Alliance Bank did not respond to requests for comment.

Other banks could see the transaction as a model to follow. Richard Garabedian, a lawyer at Hunton Andrews Kurth in Washington who represents credit unions and banks, said he works with consultants who are talking with banks that have an interest in acquiring credit unions.

There are several reasons why a bank would want to acquire a CU or some of its assets, such as adding executive talent, eliminating a competitor, entering a new market, expanding their footprint and picking up new customers, experts said.

These deals could also help a bank diversify its loan portfolio if it is too heavily concentrated in commercial real estate. Banks with CRE loans that exceed a certain threshold face additional scrutiny from federal regulators.
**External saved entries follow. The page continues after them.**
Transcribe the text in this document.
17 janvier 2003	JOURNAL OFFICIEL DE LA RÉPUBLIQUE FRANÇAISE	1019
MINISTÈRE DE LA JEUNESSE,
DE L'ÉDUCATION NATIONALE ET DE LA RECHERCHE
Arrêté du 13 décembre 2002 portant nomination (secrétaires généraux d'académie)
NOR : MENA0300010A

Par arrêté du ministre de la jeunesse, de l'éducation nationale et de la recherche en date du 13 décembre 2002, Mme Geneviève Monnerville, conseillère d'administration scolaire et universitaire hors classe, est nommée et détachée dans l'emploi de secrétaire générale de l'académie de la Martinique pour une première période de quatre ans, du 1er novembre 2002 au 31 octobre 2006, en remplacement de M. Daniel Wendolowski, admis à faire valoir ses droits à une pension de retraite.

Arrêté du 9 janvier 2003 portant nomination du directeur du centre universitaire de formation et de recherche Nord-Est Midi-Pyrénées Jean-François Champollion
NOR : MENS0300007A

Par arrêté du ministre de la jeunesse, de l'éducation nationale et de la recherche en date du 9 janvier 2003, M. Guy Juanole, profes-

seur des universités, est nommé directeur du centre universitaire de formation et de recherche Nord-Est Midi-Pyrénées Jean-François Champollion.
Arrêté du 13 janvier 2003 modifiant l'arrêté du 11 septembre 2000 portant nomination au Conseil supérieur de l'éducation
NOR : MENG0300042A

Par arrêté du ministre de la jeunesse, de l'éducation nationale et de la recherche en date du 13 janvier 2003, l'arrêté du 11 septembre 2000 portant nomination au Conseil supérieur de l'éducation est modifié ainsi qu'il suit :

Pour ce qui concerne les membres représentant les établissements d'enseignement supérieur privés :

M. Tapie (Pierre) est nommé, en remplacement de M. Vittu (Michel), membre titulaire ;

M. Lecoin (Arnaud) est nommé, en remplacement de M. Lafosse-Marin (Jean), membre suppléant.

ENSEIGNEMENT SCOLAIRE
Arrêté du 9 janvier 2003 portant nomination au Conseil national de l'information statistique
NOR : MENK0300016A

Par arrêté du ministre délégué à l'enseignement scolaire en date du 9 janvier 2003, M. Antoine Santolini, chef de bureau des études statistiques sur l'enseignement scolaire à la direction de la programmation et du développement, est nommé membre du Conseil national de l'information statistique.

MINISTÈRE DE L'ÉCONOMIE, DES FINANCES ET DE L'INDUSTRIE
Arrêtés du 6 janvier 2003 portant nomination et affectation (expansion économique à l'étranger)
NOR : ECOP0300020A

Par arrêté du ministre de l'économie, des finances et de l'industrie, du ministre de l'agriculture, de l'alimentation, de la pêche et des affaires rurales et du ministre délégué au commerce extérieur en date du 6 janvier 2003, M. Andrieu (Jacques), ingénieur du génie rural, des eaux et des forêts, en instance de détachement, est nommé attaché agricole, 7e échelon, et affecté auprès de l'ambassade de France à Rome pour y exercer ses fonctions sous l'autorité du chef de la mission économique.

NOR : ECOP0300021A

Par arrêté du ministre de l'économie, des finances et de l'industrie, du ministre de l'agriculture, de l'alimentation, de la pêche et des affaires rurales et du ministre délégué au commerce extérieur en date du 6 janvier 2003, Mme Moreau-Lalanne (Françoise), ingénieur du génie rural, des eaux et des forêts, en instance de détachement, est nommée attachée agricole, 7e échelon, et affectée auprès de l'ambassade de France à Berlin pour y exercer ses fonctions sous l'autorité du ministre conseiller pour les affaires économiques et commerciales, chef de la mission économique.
“Many of these reasons are similar to drivers for a credit union acquiring a bank,” Garabedian said.

Cutting against that, however, is that the small size of many credit unions may make them less attractive to bank buyers. More than 3,100 credit unions had less than $50 million in assets at Dec. 31, according to the NCUA. The time and resources necessary to get regulatory approval to buy and then integrate a relatively small target may not make business sense, Garabedian said.

The loan portfolios at credit unions are also quite different from those of community banks. Holthaus said the credit union loan books are primarily consumer loans, while bank portfolios are more heavily weighted toward commercial credits. Credit union loan portfolios tend to be smaller, so a bank might not be interested in spending the time necessary to buy the credits.

Still, credit union members may be open to such transactions. Their biggest concern is usually their interest rates and getting good service, Garabedian said. Members could also see a payout from a sale to a bank, which could be another motivating factor.

“They don’t really care if it is a bank or a credit union,” Garabedian said. “I am getting some rumbling from colleagues in the industry is there will be more of these bank purchases of credit unions.”